Upon inspection of the access_logs on the CF side, I noticed that there are frequently spam to the /v3/apps/:guid/processes endpoint.
Chart
Observation
The goroutine goes rogue whenever an application took more than 20 seconds to stop
Investigation
There is a race condition causing a goroutine to run indefinitely.
Within the goroutine here:
The go routine infinite loop is expected to exit gracefully upon isAppStopped
returns true. However, if isAppStopped
receive any non-200 status from the API, it returns (false, err). However, the error is not handled within the go routine and it retries on an error.
As can be seen in the diagram above, the routine continue to retry even when the application is already destroyed. Normally, the application wouldn't be destroyed at this stage, but because of the timeout channel, the deploy process moved onto the next stage and deleted the app.
channelIsStopped := make(chan bool, 1)
channelError := make(chan error, 1)
var err error
go func() {
isStopped := false
for !isStopped {
isStopped, err = isAppStopped(s.client, appDeploy.App.GUID)

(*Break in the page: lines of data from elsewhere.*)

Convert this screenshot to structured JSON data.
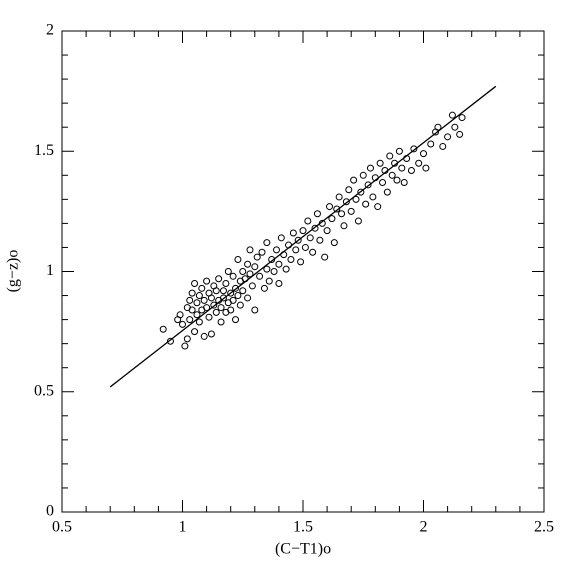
{
  "chart_data": {
    "type": "scatter",
    "xlabel": "(C−T1)o",
    "ylabel": "(g−z)o",
    "xlim": [
      0.5,
      2.5
    ],
    "ylim": [
      0,
      2
    ],
    "xticks": [
      0.5,
      1,
      1.5,
      2,
      2.5
    ],
    "yticks": [
      0,
      0.5,
      1,
      1.5,
      2
    ],
    "xminorticks": [
      0.6,
      0.7,
      0.8,
      0.9,
      1.1,
      1.2,
      1.3,
      1.4,
      1.6,
      1.7,
      1.8,
      1.9,
      2.1,
      2.2,
      2.3,
      2.4
    ],
    "yminorticks": [
      0.1,
      0.2,
      0.3,
      0.4,
      0.6,
      0.7,
      0.8,
      0.9,
      1.1,
      1.2,
      1.3,
      1.4,
      1.6,
      1.7,
      1.8,
      1.9
    ],
    "color": "#000000",
    "x": [
      0.92,
      0.95,
      0.98,
      0.99,
      1.0,
      1.01,
      1.02,
      1.02,
      1.03,
      1.03,
      1.04,
      1.04,
      1.05,
      1.05,
      1.06,
      1.06,
      1.07,
      1.07,
      1.08,
      1.08,
      1.09,
      1.09,
      1.1,
      1.1,
      1.11,
      1.11,
      1.12,
      1.12,
      1.13,
      1.13,
      1.14,
      1.14,
      1.15,
      1.15,
      1.16,
      1.16,
      1.17,
      1.17,
      1.18,
      1.18,
      1.19,
      1.19,
      1.2,
      1.2,
      1.21,
      1.21,
      1.22,
      1.22,
      1.23,
      1.23,
      1.24,
      1.24,
      1.25,
      1.25,
      1.26,
      1.27,
      1.27,
      1.28,
      1.28,
      1.29,
      1.3,
      1.3,
      1.31,
      1.32,
      1.33,
      1.34,
      1.35,
      1.35,
      1.36,
      1.37,
      1.38,
      1.39,
      1.4,
      1.4,
      1.41,
      1.42,
      1.43,
      1.44,
      1.45,
      1.46,
      1.47,
      1.48,
      1.49,
      1.5,
      1.51,
      1.52,
      1.53,
      1.54,
      1.55,
      1.56,
      1.57,
      1.58,
      1.59,
      1.6,
      1.61,
      1.62,
      1.63,
      1.64,
      1.65,
      1.66,
      1.67,
      1.68,
      1.69,
      1.7,
      1.71,
      1.72,
      1.73,
      1.74,
      1.75,
      1.76,
      1.77,
      1.78,
      1.79,
      1.8,
      1.81,
      1.82,
      1.83,
      1.84,
      1.85,
      1.86,
      1.87,
      1.88,
      1.89,
      1.9,
      1.91,
      1.92,
      1.93,
      1.95,
      1.96,
      1.98,
      2.0,
      2.01,
      2.03,
      2.05,
      2.06,
      2.08,
      2.1,
      2.12,
      2.13,
      2.15,
      2.16
    ],
    "values": [
      0.76,
      0.71,
      0.8,
      0.82,
      0.78,
      0.69,
      0.85,
      0.72,
      0.88,
      0.8,
      0.91,
      0.84,
      0.95,
      0.75,
      0.87,
      0.82,
      0.9,
      0.79,
      0.93,
      0.84,
      0.73,
      0.88,
      0.96,
      0.85,
      0.91,
      0.81,
      0.89,
      0.74,
      0.94,
      0.86,
      0.83,
      0.92,
      0.88,
      0.97,
      0.85,
      0.79,
      0.92,
      0.89,
      0.95,
      0.83,
      0.87,
      1.0,
      0.91,
      0.84,
      0.98,
      0.88,
      0.93,
      0.8,
      1.05,
      0.9,
      0.96,
      0.86,
      1.0,
      0.92,
      0.97,
      1.03,
      0.89,
      0.99,
      1.09,
      0.94,
      1.02,
      0.84,
      1.06,
      0.98,
      1.08,
      0.93,
      1.12,
      1.01,
      0.96,
      1.05,
      1.0,
      1.09,
      1.03,
      0.95,
      1.14,
      1.07,
      1.01,
      1.11,
      1.05,
      1.16,
      1.09,
      1.13,
      1.04,
      1.17,
      1.1,
      1.21,
      1.14,
      1.08,
      1.18,
      1.24,
      1.13,
      1.2,
      1.06,
      1.17,
      1.27,
      1.22,
      1.12,
      1.26,
      1.31,
      1.24,
      1.19,
      1.29,
      1.34,
      1.25,
      1.38,
      1.3,
      1.21,
      1.33,
      1.4,
      1.28,
      1.36,
      1.43,
      1.31,
      1.39,
      1.27,
      1.45,
      1.37,
      1.42,
      1.33,
      1.48,
      1.4,
      1.45,
      1.38,
      1.5,
      1.43,
      1.37,
      1.47,
      1.42,
      1.51,
      1.45,
      1.49,
      1.43,
      1.53,
      1.58,
      1.6,
      1.52,
      1.56,
      1.65,
      1.6,
      1.57,
      1.64
    ],
    "fit": {
      "x": [
        0.7,
        2.3
      ],
      "values": [
        0.52,
        1.77
      ]
    }
  }
}
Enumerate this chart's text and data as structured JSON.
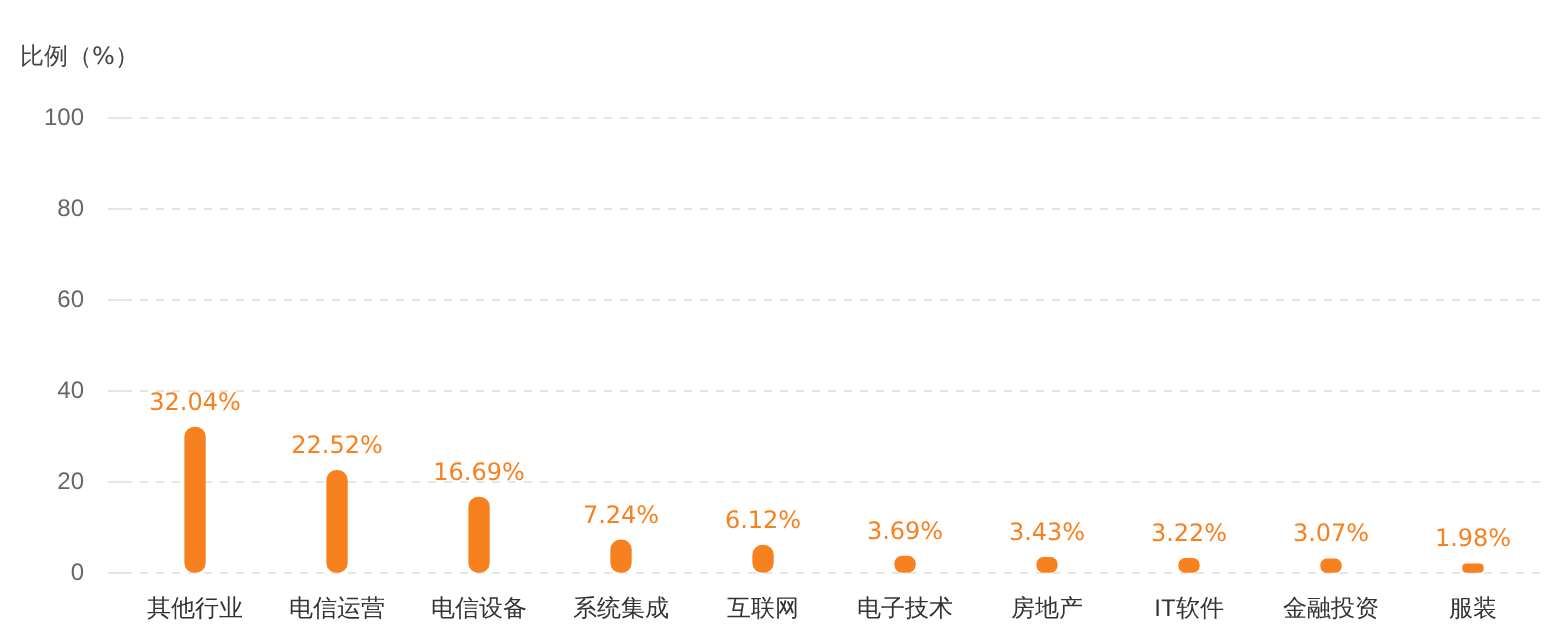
{
  "chart_data": {
    "type": "bar",
    "ylabel": "比例（%）",
    "categories": [
      "其他行业",
      "电信运营",
      "电信设备",
      "系统集成",
      "互联网",
      "电子技术",
      "房地产",
      "IT软件",
      "金融投资",
      "服装"
    ],
    "values": [
      32.04,
      22.52,
      16.69,
      7.24,
      6.12,
      3.69,
      3.43,
      3.22,
      3.07,
      1.98
    ],
    "value_labels": [
      "32.04%",
      "22.52%",
      "16.69%",
      "7.24%",
      "6.12%",
      "3.69%",
      "3.43%",
      "3.22%",
      "3.07%",
      "1.98%"
    ],
    "color": "#f7801f",
    "ylim": [
      0,
      100
    ],
    "yticks": [
      0,
      20,
      40,
      60,
      80,
      100
    ],
    "grid": "y",
    "legend": false
  }
}
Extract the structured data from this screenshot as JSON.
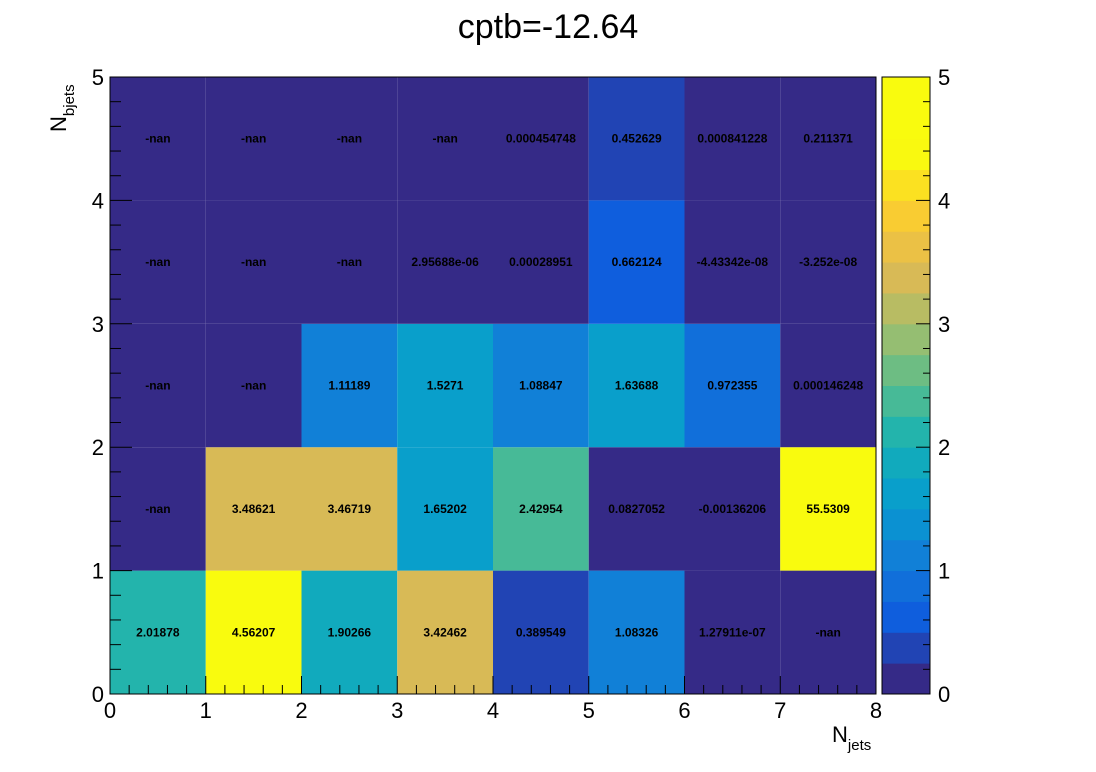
{
  "chart_data": {
    "type": "heatmap",
    "title": "cptb=-12.64",
    "xlabel": {
      "main": "N",
      "sub": "jets"
    },
    "ylabel": {
      "main": "N",
      "sub": "bjets"
    },
    "xlim": [
      0,
      8
    ],
    "ylim": [
      0,
      5
    ],
    "x_ticks": [
      "0",
      "1",
      "2",
      "3",
      "4",
      "5",
      "6",
      "7",
      "8"
    ],
    "y_ticks": [
      "0",
      "1",
      "2",
      "3",
      "4",
      "5"
    ],
    "colorbar": {
      "range": [
        0,
        5
      ],
      "ticks": [
        "0",
        "1",
        "2",
        "3",
        "4",
        "5"
      ],
      "palette": "parula"
    },
    "cells": [
      [
        "2.01878",
        "4.56207",
        "1.90266",
        "3.42462",
        "0.389549",
        "1.08326",
        "1.27911e-07",
        "-nan"
      ],
      [
        "-nan",
        "3.48621",
        "3.46719",
        "1.65202",
        "2.42954",
        "0.0827052",
        "-0.00136206",
        "55.5309"
      ],
      [
        "-nan",
        "-nan",
        "1.11189",
        "1.5271",
        "1.08847",
        "1.63688",
        "0.972355",
        "0.000146248"
      ],
      [
        "-nan",
        "-nan",
        "-nan",
        "2.95688e-06",
        "0.00028951",
        "0.662124",
        "-4.43342e-08",
        "-3.252e-08"
      ],
      [
        "-nan",
        "-nan",
        "-nan",
        "-nan",
        "0.000454748",
        "0.452629",
        "0.000841228",
        "0.211371"
      ]
    ]
  }
}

time.Sleep(delayBetweenRequests * time.Second)
}
channelIsStopped <- isStopped
channelError <- err
}()
select {
case <-channelIsStopped:
case <-time.After(stopAppTimeout * time.Second):
// App is not in expected state (stopped) after waiting for the timeout
log.Print("Timeout reached while waiting for application to stop.")
case <-channelError:
return ctx, err
}
v0.51.3
has this fix